Briseurs de tabous
À l’instar de Nour-Eddine Lakhmari, dont le film Casanegra sort en France, de nouveaux réalisateurs, désinhibés, rencontrent le succès au Maroc.
Le 21 octobre, le public français aura enfin la chance de découvrir dans ses salles obscures le film événement de l’année 2008 au Maroc, Casanegra, de Nour-Eddine Lakhmari. Avec plus de 300 000 spectateurs, ce film a battu tous les records et attiré un public de tous âges et de toutes classes sociales, fait rare dans le royaume. Encensé par les médias, récompensé lors du festival de Dubaï, le film, qui a coûté plus de 13 millions de dirhams (1,15 million d’euros), est même pressenti pour représenter le Maroc aux oscars 2010.
Le cinéma marocain n’en est pas à son premier succès. En 2006, Marock de Leïla Marrakchi (127 000 entrées), puis, en 2007, Les Anges de Satan d’Ahmed Boulane se sont classés en tête du box-office national. Entourés d’un parfum de scandale, ces films sont l’œuvre d’une nouvelle génération de réalisateurs, plus désinhibés et plus modernes que leurs prédécesseurs, ce qui leur vaut la réputation de « briseurs de tabous ».
PHÉNOMÈNE DE SOCIÉTÉ
C’est d’ailleurs le tabou suprême, celui de la religion, qu’abordait la réalisatrice de Marock, en racontant l’histoire d’amour entre une jeune musulmane et un juif des quartiers chics de Casablanca. Ahmed Boulane s’est, quant à lui, inspiré d’une histoire vraie, celle d’un groupe de rock arrêté pour satanisme après avoir critiqué l’arbitraire policier et le puritanisme de la société marocaine. Pour l’hebdomadaire Tel Quel, Casanegra est lui aussi en passe de devenir un phénomène de société. Au travers d’une histoire d’amitié entre Karim et Adil, deux jeunes chômeurs qui errent dans les rues de Casa à la recherche d’argent pour quitter le pays, Nour-Eddine Lakhmari met brillamment en scène les bas-fonds de la métropole économique du Maroc. Le réalisme du film, les scènes très crues de sexe, de violence ou d’ivresse ont fait dire à Abdellah Benkirane, chef du Parti de la justice et du développement, que le film était un appel à « la débauche et à la sionisation [sic] ».
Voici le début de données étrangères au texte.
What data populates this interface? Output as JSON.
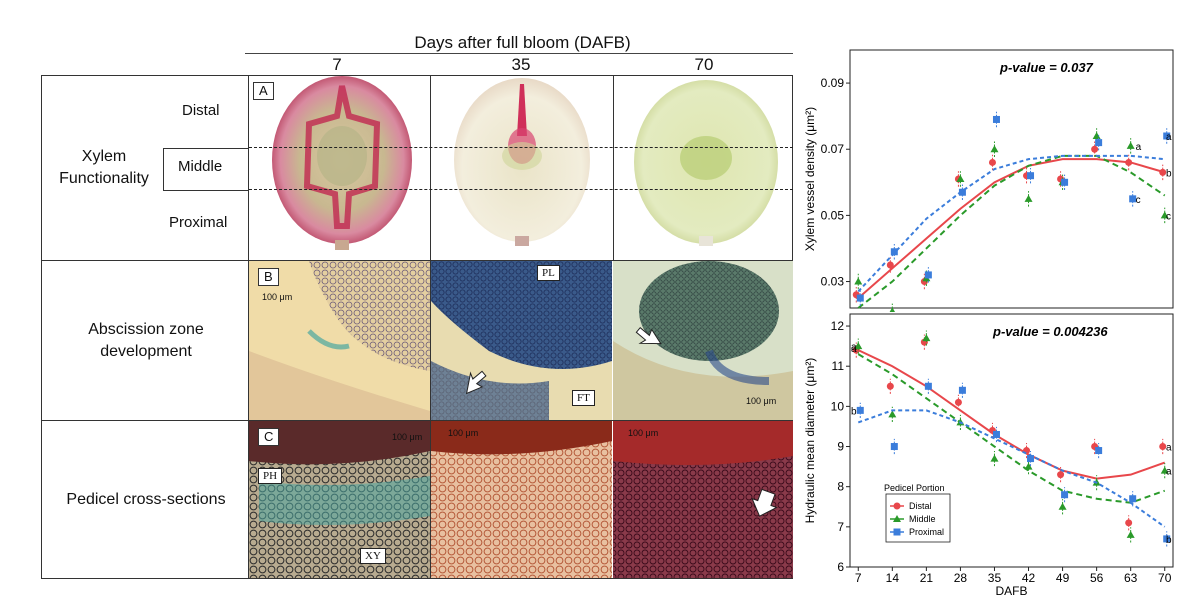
{
  "header": {
    "title": "Days after full bloom (DAFB)",
    "days": [
      "7",
      "35",
      "70"
    ]
  },
  "rows": {
    "xylem": {
      "label_line1": "Xylem",
      "label_line2": "Functionality",
      "sub": [
        "Distal",
        "Middle",
        "Proximal"
      ],
      "panel": "A"
    },
    "abscission": {
      "label_line1": "Abscission zone",
      "label_line2": "development",
      "panel": "B"
    },
    "pedicel": {
      "label": "Pedicel cross-sections",
      "panel": "C"
    }
  },
  "tags": {
    "pl": "PL",
    "ft": "FT",
    "ph": "PH",
    "xy": "XY"
  },
  "scalebar": "100 μm",
  "chart_data": [
    {
      "type": "scatter",
      "title": "p-value = 0.037",
      "xlabel": "DAFB",
      "ylabel": "Xylem vessel density (μm²)",
      "x": [
        7,
        14,
        21,
        28,
        35,
        42,
        49,
        56,
        63,
        70
      ],
      "xticks": [
        "7",
        "14",
        "21",
        "28",
        "35",
        "42",
        "49",
        "56",
        "63",
        "70"
      ],
      "yticks": [
        "0.03",
        "0.05",
        "0.07",
        "0.09"
      ],
      "ylim": [
        0.022,
        0.1
      ],
      "series": [
        {
          "name": "Distal",
          "color": "#e8474b",
          "values": [
            0.026,
            0.035,
            0.03,
            0.061,
            0.066,
            0.062,
            0.061,
            0.07,
            0.066,
            0.063
          ],
          "fit": [
            0.025,
            0.034,
            0.043,
            0.052,
            0.06,
            0.065,
            0.067,
            0.067,
            0.066,
            0.063
          ]
        },
        {
          "name": "Middle",
          "color": "#2a9a2a",
          "values": [
            0.03,
            0.021,
            0.031,
            0.061,
            0.07,
            0.055,
            0.06,
            0.074,
            0.071,
            0.05
          ],
          "fit": [
            0.022,
            0.03,
            0.04,
            0.05,
            0.059,
            0.065,
            0.068,
            0.068,
            0.063,
            0.056
          ]
        },
        {
          "name": "Proximal",
          "color": "#3b7ddb",
          "values": [
            0.025,
            0.039,
            0.032,
            0.057,
            0.079,
            0.062,
            0.06,
            0.072,
            0.055,
            0.074
          ],
          "fit": [
            0.027,
            0.038,
            0.049,
            0.057,
            0.064,
            0.067,
            0.068,
            0.068,
            0.068,
            0.067
          ]
        }
      ],
      "end_letters": [
        "b",
        "c",
        "a"
      ],
      "mid_letters": [
        "a",
        "c"
      ]
    },
    {
      "type": "scatter",
      "title": "p-value = 0.004236",
      "xlabel": "DAFB",
      "ylabel": "Hydraulic mean diameter (μm²)",
      "x": [
        7,
        14,
        21,
        28,
        35,
        42,
        49,
        56,
        63,
        70
      ],
      "xticks": [
        "7",
        "14",
        "21",
        "28",
        "35",
        "42",
        "49",
        "56",
        "63",
        "70"
      ],
      "yticks": [
        "6",
        "7",
        "8",
        "9",
        "10",
        "11",
        "12"
      ],
      "ylim": [
        6,
        12.3
      ],
      "series": [
        {
          "name": "Distal",
          "color": "#e8474b",
          "values": [
            11.4,
            10.5,
            11.6,
            10.1,
            9.4,
            8.9,
            8.3,
            9.0,
            7.1,
            9.0
          ],
          "fit": [
            11.4,
            11.0,
            10.5,
            9.9,
            9.3,
            8.8,
            8.4,
            8.2,
            8.3,
            8.6
          ]
        },
        {
          "name": "Middle",
          "color": "#2a9a2a",
          "values": [
            11.5,
            9.8,
            11.7,
            9.6,
            8.7,
            8.5,
            7.5,
            8.1,
            6.8,
            8.4
          ],
          "fit": [
            11.3,
            10.8,
            10.2,
            9.6,
            9.0,
            8.4,
            7.9,
            7.7,
            7.6,
            7.9
          ]
        },
        {
          "name": "Proximal",
          "color": "#3b7ddb",
          "values": [
            9.9,
            9.0,
            10.5,
            10.4,
            9.3,
            8.7,
            7.8,
            8.9,
            7.7,
            6.7
          ],
          "fit": [
            9.6,
            9.9,
            9.9,
            9.6,
            9.2,
            8.8,
            8.4,
            8.1,
            7.6,
            7.0
          ]
        }
      ],
      "start_letters": [
        "a",
        "a",
        "b"
      ],
      "end_letters": [
        "a",
        "a",
        "b"
      ],
      "legend": {
        "title": "Pedicel Portion",
        "items": [
          "Distal",
          "Middle",
          "Proximal"
        ]
      }
    }
  ]
}
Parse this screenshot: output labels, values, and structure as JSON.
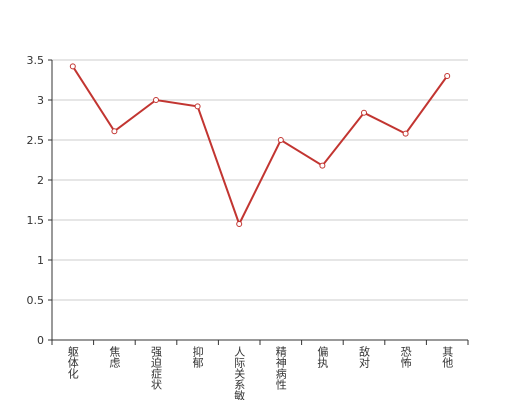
{
  "chart_data": {
    "type": "line",
    "categories": [
      "躯体化",
      "焦虑",
      "强迫症状",
      "抑郁",
      "人际关系敏感",
      "精神病性",
      "偏执",
      "敌对",
      "恐怖",
      "其他"
    ],
    "series": [
      {
        "color": "#c23531",
        "values": [
          3.42,
          2.61,
          3.0,
          2.92,
          1.45,
          2.5,
          2.18,
          2.84,
          2.58,
          3.3
        ]
      }
    ],
    "ylim": [
      0,
      3.5
    ],
    "yticks": [
      0,
      0.5,
      1,
      1.5,
      2,
      2.5,
      3,
      3.5
    ],
    "grid": true
  }
}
Si le cinéma marocain commence à concurrencer les productions égyptiennes et indiennes, très prisées du public, c’est parce qu’il parle du quotidien et aborde les problèmes de société. « Mon film est un miroir de la société marocaine, répète Nour-Eddine Lakhmari. Je montre le Maroc tel qu’il est, non tel qu’on veut nous faire croire qu’il est. » Ces dernières années, les réalisateurs marocains ont repris à leur compte la loi de la proximité, qui veut que le public s’intéresse d’abord à ce qui est proche de lui. Et ça marche puisque, en 2008, le film Les Jardins de Samira, de Latif Lahlou, qui parle d’impuissance sexuelle et d’adultère, a réalisé un meilleur nombre d’entrées que le dernier opus d’Indiana Jones.